I've been exercising regularly and taking my meds.  Cant be an excess of energy or a missed pill.

The last book I read was not one to cause nightmares and I am into a benign memoir right now which is not Psycho stuff.

I am in the throes of a battle with Blue Cross Blue Shield but if I had a nightmare every time some bureaucrat said they were "sorry for the inconvenience" when they themselves were the negligent source of the inconvenience,  I would not have slept much since Junior High.

So, not sure what brought it on.   And pretty sure that it was indeed an aberration and my next nightmare will come in 2029. Still, it has set me to thinking.
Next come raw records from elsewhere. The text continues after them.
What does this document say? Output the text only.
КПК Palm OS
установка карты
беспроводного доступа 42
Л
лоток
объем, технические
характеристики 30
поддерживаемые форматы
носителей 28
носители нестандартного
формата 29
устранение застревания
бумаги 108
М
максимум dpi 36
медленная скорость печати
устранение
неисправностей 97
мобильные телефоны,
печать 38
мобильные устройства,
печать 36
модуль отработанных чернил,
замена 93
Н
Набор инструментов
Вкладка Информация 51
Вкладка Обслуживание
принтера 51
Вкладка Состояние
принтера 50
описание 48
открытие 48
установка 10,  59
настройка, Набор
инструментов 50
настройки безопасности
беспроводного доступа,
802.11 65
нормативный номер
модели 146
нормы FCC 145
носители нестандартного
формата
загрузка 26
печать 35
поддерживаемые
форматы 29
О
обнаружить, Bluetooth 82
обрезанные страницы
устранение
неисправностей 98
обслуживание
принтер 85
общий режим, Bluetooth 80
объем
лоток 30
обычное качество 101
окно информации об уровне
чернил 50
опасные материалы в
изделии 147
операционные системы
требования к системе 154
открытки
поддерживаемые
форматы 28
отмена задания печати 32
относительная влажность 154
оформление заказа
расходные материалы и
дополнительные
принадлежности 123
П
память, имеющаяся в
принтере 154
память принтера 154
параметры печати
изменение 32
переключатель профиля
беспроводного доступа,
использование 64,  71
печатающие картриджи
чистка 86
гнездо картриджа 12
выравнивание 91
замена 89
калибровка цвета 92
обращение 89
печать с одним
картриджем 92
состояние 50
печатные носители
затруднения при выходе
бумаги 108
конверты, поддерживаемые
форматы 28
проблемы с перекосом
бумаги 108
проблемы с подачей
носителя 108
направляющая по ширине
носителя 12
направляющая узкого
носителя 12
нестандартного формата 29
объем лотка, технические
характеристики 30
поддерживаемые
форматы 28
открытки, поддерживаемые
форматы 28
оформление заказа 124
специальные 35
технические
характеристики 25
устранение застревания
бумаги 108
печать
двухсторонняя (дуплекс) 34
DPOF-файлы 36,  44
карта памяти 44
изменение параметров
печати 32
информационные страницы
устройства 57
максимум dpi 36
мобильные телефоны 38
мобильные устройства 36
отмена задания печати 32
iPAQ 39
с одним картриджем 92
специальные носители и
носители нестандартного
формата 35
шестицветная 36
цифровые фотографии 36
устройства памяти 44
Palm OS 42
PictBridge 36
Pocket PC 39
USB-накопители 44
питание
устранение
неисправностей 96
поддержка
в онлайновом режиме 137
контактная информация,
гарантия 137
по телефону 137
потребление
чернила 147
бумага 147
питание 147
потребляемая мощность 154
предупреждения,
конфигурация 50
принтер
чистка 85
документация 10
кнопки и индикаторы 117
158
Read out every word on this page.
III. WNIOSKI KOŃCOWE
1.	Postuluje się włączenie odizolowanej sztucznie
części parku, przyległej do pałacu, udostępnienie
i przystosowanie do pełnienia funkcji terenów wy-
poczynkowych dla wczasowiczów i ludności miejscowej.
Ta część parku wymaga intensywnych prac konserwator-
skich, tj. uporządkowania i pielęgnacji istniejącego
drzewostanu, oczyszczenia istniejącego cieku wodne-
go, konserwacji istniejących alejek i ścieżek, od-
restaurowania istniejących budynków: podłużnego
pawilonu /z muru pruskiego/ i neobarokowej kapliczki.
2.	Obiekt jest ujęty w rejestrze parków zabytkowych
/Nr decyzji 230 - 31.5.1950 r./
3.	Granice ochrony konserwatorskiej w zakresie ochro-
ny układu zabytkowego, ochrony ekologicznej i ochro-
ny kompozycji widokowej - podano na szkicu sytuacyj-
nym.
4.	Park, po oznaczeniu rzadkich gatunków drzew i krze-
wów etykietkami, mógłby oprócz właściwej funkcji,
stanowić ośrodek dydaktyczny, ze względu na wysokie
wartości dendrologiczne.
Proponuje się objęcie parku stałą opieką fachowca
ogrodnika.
People regularly ask me how I am doing?  Since I feel almost completely healed now, I am sometimes surprised by the inquiry--as in, "why are they asking me, oh right".  I bought some suits in, not kidding, May or maybe early June.  Long story, but there was some back and forth with getting the alterations right, and I did not pick them up before the operation.  And I havent been back since. I did e-mail two months ago and explain to the salesperson what had happened, and also that I lost about ten pounds so the suits will have to be realtered.   He was fine about it. When I called on Friday to say I am ready to pick up the suits, he asked me how I was doing.  And for a minute I did not know what he was talking about.  When I relayed my saga with Blue Cross and Blue Shield to friends over dinner last night, they immediately told me not to get my ire up--and it took a second to get why they were concerned. Same thing with my brother.

I did not like having the nightmare. And do not like that I do not know why I had the nightmare besides having a bunch of mini Kit-Kats and Mounds bars, and a couple of pieces of bacon yesterday.